Sonography competes favorably with many allied health and nursing-adjacent careers:

ProfessionMedian Annual Salary
Diagnostic Medical Sonographer~$82,000
Radiologic Technologist~$66,000
Nuclear Medicine Tech~$85,000
MRI Technologist~$78,000
Respiratory Therapist~$65,000
Physical Therapist Assistant~$62,000
Registered Nurse (median)~$81,000

Sonography's salary-to-required-education ratio is particularly strong — most programs are 2-year associate degrees or 4-year bachelor's programs, not the graduate-level requirements of PT, OT, or PA careers.
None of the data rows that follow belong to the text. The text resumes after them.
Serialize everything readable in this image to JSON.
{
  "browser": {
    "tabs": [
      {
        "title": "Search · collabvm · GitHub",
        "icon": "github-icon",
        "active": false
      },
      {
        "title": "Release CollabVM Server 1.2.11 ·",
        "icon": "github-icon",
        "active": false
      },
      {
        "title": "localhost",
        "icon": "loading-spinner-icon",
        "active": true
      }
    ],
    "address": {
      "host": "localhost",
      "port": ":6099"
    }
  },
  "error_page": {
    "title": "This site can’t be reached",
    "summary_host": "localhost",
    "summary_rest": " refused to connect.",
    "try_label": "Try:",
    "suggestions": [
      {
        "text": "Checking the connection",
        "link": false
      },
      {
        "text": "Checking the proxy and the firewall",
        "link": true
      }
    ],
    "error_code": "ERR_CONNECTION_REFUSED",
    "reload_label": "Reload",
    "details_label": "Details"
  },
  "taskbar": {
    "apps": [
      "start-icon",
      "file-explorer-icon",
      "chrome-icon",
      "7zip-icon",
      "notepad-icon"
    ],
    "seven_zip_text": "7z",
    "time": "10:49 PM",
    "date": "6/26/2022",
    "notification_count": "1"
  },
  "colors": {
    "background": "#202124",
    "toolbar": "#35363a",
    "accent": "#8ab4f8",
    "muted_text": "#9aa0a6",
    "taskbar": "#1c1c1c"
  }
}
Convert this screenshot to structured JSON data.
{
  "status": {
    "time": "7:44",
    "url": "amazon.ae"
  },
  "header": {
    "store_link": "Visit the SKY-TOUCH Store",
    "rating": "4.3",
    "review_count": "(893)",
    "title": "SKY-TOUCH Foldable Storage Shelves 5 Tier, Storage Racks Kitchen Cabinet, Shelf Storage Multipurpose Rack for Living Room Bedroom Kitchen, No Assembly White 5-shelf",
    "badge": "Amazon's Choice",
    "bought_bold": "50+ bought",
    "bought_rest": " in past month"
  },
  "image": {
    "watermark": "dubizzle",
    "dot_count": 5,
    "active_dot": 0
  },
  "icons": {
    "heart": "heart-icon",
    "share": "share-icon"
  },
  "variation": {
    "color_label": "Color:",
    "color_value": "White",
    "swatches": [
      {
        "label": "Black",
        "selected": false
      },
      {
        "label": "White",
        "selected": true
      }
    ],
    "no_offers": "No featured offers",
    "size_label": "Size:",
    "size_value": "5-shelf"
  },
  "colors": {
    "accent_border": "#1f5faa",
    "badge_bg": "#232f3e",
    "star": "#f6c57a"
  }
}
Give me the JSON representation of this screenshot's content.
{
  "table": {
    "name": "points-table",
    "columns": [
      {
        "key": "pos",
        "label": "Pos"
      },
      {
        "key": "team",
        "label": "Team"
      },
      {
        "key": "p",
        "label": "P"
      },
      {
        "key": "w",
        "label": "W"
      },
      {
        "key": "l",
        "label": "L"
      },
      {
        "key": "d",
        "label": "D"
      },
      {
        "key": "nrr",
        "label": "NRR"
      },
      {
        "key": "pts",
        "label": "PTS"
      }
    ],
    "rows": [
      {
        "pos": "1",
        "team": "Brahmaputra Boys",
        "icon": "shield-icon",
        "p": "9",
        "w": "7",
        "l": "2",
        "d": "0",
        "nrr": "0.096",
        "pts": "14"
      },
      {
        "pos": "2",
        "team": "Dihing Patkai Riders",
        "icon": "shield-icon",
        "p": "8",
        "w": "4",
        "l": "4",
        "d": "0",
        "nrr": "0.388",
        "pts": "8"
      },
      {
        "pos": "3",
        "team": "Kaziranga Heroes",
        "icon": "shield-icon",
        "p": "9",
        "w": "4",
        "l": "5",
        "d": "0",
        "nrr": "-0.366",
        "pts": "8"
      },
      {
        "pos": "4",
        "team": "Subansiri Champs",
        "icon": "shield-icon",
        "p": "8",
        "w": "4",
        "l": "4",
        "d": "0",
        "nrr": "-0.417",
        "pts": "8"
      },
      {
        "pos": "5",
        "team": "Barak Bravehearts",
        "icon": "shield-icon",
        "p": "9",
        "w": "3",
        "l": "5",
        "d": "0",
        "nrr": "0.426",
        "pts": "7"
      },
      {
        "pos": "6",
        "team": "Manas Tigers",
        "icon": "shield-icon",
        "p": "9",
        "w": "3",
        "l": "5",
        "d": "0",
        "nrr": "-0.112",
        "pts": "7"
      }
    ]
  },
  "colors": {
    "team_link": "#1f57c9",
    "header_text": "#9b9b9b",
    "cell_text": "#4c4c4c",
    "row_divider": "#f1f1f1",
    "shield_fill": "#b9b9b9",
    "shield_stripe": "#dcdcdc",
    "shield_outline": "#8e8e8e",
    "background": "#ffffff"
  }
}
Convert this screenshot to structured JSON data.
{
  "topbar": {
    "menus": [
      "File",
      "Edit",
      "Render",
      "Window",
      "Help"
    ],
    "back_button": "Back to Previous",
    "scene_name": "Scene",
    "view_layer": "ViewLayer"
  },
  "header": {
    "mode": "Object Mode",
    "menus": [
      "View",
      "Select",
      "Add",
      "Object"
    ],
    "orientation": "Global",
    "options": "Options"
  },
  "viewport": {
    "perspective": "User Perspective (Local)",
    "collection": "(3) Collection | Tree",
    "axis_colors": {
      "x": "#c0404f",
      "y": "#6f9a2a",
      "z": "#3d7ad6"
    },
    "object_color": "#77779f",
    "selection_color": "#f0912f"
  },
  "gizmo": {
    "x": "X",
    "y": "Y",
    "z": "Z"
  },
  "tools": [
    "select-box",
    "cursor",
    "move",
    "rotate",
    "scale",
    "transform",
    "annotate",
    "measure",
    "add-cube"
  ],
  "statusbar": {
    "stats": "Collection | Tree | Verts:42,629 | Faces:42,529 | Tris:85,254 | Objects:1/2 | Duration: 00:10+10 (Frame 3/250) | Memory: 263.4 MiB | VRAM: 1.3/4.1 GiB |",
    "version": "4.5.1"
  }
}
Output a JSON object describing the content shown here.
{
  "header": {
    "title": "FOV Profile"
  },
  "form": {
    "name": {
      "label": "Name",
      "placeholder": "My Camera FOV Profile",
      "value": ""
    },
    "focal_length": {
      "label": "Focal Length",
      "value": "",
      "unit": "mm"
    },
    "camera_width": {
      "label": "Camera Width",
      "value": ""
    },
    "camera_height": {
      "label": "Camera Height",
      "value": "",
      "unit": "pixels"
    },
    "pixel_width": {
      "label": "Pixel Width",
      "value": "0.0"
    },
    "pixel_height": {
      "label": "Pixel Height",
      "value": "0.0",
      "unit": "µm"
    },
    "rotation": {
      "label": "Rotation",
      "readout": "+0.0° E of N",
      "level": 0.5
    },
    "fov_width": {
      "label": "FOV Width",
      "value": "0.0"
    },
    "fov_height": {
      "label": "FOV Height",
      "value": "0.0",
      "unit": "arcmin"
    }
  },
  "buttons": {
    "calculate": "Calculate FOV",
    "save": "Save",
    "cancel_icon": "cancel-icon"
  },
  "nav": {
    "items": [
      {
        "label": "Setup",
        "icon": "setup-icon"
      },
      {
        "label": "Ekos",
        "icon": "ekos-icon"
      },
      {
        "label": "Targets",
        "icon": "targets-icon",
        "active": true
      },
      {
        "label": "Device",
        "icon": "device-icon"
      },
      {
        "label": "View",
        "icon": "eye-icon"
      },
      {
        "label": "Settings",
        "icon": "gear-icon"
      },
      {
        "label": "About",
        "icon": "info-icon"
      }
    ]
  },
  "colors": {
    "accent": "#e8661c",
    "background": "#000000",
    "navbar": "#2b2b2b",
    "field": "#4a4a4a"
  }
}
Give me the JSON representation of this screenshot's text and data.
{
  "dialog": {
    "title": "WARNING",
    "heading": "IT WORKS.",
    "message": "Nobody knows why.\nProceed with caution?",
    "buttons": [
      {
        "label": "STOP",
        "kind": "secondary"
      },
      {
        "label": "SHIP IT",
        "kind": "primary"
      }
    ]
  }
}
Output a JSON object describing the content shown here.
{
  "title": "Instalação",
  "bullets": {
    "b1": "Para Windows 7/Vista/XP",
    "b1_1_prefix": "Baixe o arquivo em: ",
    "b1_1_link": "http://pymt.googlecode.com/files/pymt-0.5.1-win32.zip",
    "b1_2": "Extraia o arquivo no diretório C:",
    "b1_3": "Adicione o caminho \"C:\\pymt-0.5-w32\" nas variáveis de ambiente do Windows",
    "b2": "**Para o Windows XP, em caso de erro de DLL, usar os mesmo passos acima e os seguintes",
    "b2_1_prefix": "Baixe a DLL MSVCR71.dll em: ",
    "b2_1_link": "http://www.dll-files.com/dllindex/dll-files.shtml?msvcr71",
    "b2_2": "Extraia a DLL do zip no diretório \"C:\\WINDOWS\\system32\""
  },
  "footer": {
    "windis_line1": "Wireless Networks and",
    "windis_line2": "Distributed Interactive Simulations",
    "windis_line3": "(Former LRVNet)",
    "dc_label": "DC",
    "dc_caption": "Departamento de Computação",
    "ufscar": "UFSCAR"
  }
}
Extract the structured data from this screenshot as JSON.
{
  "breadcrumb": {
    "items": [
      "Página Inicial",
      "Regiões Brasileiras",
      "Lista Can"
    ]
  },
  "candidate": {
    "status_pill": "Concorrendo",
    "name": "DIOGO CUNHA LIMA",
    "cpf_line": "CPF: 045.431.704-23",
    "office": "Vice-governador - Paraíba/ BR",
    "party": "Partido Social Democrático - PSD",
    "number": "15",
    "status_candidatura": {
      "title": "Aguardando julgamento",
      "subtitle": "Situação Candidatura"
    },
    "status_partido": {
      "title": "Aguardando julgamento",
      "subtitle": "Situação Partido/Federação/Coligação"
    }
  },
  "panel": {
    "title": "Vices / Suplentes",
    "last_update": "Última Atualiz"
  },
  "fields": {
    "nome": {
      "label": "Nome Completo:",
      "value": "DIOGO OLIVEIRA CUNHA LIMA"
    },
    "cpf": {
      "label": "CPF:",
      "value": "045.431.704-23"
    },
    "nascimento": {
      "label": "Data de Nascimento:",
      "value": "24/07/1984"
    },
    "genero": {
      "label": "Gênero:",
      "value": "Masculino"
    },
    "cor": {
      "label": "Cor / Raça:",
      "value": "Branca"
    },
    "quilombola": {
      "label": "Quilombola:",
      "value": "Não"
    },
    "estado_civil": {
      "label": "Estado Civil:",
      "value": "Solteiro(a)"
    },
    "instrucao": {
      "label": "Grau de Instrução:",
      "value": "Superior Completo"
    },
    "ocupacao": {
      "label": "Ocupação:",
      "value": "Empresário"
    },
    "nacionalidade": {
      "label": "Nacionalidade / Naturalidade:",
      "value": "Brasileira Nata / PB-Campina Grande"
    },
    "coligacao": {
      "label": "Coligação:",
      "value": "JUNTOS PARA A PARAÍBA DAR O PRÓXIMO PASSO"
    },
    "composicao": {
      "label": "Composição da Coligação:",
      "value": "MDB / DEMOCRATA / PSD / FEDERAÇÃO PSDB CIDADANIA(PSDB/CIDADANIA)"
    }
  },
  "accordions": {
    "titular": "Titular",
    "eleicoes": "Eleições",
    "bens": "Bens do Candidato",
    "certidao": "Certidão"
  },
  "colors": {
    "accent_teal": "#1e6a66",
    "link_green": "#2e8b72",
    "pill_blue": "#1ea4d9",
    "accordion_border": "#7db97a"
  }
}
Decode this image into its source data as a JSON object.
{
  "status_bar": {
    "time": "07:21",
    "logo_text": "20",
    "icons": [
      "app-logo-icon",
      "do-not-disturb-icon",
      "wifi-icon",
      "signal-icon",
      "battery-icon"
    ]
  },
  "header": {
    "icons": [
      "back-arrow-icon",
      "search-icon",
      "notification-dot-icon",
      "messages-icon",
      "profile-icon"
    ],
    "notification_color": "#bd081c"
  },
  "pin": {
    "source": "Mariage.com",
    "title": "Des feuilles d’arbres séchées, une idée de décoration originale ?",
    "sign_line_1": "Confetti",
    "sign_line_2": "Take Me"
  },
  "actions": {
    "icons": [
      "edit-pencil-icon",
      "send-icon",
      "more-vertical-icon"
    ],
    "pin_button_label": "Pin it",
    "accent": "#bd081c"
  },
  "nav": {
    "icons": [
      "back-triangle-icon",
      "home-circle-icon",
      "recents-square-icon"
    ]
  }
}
How to Increase Your Sonographer Salary: A Practical Roadmap

  1. Earn your base credential (RDMS) — get AB and OB/GYN together if your program allows it
  2. Work 18–24 months in a high-volume staff position — volume builds speed and confidence
  3. Add a second specialty credential — vascular (RVT) or cardiac (RDCS) opens the biggest salary jumps
  4. Consider travel for a 2–4 year window — bank the additional income, pay off loans, build savings
  5. Target union facilities or large academic systems — contractual pay scales protect against flat raises
  6. Negotiate every offer — sign-on bonuses, shift differentials, and CEU reimbursement are all negotiable even when base salary isn't

Bottom Line

The typical credentialed sonographer in the US earns $75,000–$95,000 per year, with meaningful upward mobility through specialization, credentials, and geography. Cardiac and vascular sonographers regularly exceed $100,000. Travel sonographers in high-demand markets can approach $140,000 in total compensation.

For a career that doesn't require graduate school, the return on investment is exceptional — and the demand curve, driven by an aging population and expanding ultrasound applications, shows no signs of flattening.